Portugal

Portugal

Doing big business in Portugal at last -- Red tape barriers demolished

With 460 MW of wind projects building, Portugal has over 1.5 times more wind capacity under construction than its current installed total of 299 MW. The market take-off is mainly due to an injection of political support for renewables from government, starting with its clean-slate regulation in 2002, which last year resulted in grid connection permits to 2100 MW of wind project applications. Most of this capacity is still pending licensing and land leases.

"At an educated guess, it looks like a further 400-500 MW will get full licenses this year and a similar amount should come online annually in the years to come," says Antonio Sa da Costa of renewables group Associação Portuguesa de Produtores Independentes de Energia Eléctrica de Fontes Renováveis (APREN ).

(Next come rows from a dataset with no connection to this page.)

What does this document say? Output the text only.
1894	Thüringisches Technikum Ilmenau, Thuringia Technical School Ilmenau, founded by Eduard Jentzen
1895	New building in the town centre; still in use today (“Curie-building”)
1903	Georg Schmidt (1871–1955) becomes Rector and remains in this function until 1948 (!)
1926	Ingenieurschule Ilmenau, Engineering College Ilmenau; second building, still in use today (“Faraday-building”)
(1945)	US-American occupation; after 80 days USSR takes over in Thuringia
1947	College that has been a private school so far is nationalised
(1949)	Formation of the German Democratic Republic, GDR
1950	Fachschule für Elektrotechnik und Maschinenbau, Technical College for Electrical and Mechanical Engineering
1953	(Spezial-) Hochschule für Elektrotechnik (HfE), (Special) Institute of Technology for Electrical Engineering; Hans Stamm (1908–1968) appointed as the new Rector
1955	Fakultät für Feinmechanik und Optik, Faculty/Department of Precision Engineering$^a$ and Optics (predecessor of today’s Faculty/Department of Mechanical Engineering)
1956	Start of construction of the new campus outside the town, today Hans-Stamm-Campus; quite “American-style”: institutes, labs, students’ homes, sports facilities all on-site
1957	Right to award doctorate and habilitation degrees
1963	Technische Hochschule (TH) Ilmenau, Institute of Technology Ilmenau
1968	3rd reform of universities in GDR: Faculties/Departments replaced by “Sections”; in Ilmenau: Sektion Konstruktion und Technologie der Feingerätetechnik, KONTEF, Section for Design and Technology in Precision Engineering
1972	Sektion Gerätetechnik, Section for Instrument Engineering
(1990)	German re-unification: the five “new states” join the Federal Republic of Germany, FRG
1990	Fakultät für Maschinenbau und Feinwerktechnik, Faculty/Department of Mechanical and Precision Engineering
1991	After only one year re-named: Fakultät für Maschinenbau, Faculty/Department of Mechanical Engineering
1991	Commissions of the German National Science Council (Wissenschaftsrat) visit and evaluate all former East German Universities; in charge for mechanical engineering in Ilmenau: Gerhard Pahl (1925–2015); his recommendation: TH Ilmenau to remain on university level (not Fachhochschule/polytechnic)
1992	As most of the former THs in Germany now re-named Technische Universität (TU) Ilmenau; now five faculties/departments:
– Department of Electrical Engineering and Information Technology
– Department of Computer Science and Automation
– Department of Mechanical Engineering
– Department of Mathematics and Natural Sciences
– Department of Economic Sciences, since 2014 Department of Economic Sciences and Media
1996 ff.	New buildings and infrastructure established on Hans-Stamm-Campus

Around 75% of the 460 MW in construction are among the 900 MW of projects well advanced in the permitting process prior to the new law. "These older projects should all be complete within three years," says Sa da Costa. By 2010, newer projects under the clean-slate regulation will also be turning, bringing Portugal's total wind power generation to 3300 MW.

The market is driven by a regulated sliding-scale wind tariff. The rate for the first 2000 hours of generation is EUR 83/MWh, progressively falling for further production. The diminishing returns aim to forestall over-development of the best wind sites, mostly situated in Portugal's environmentally sensitive high grounds. The tariff puts average earnings at EUR 72/MWh, placing Portugal among the best three payers for wind power in Europe, according to the European Renewable Energy Federation.

There is more to come. The government has promised a tender in the first half of 2004 for sites with a potential of 500-1000 MW. APREN believes the concession will be closer to the high end of the scale as more wind power is needed to meet the EU's renewables directive, which sets a target for Portugal of 39% of its power from renewables by 2010.

POLITICAL SUPPORT

Sa da Costa says that snowballing political support mainly derives from the government's commitment to the EU directive. The 39% target includes large hydro production, currently the source of about 25.5% of Portugal's electricity. APREN's estimate for other renewables generation is 2.4% from small hydro and 1.1% from wind, leaving a 10% gap to the directive's target. With the electricity growth rate running at 5.9% this is a "huge task" says Sa da Costa. "We will approach the target by 2010 but will remain one or two percentage points short." More wind power would nudge the figure up.

Portugal's wind turbine technology to date has all been imported. The government is now pressing for at least one manufacturing facility to be set up in the country. Following the Spanish model, its next tender will call for joint developer-manufacturer industrial investment plans.

Leading developer Enersis says that three major manufacturers have already knocked on its door with a view to drawing up a strategic investment plan. The company states that it knows of other developers talking to other turbine suppliers too.

This year's government tender aside, Sa da Costa says that recent licensing has put Portugal's wind industry "on track." Until 2002, the developers had been struggling against a tangle of administrative red tape and grid bottlenecks. The clean-slate law got rid of over 4000 MW of projects on the borderline of viability, relieving the administration of much of its processing burden.

Political backing is also helping surmount one major remaining obstacle, namely the fierce resistance to wind from local environmental departments. All wind projects must clear the environmental impact assessment (EIA) stage. Developers have long since accused local environmental officers of dragging out the process with overzealous EIA requirements, especially in nature reserves. "The central government's attitude is very positive but this is not filtering down to technicians at regional level," said Carlos Pimenta of developer Siif last year. Siif is the wind development arm of French utility EDF.

Portuguese president Jorge Sampaio recently countersigned an agreement between APREN and the Instituto da Conservaçao da Natureza (ICN), which controls nature reserves. ICN agrees to co-ordinate EIA assessment and to help developers site turbines for minimum disturbance to the ecology.

Whether the agreement will help or not remains to be seen, says Sa da Costa. "One possible major obstacle could come from the fact that everybody is going nuts over reports abroad regarding bat deaths from turbine activity," (Windpower Monthly, December 2003) he says. "Such fears could impose extensive bat monitoring requirement on developers." But bats aside, Sa da Costa says the overwhelming feeling for Portuguese developers now is one of "doing business, rather than fighting for the right to do business."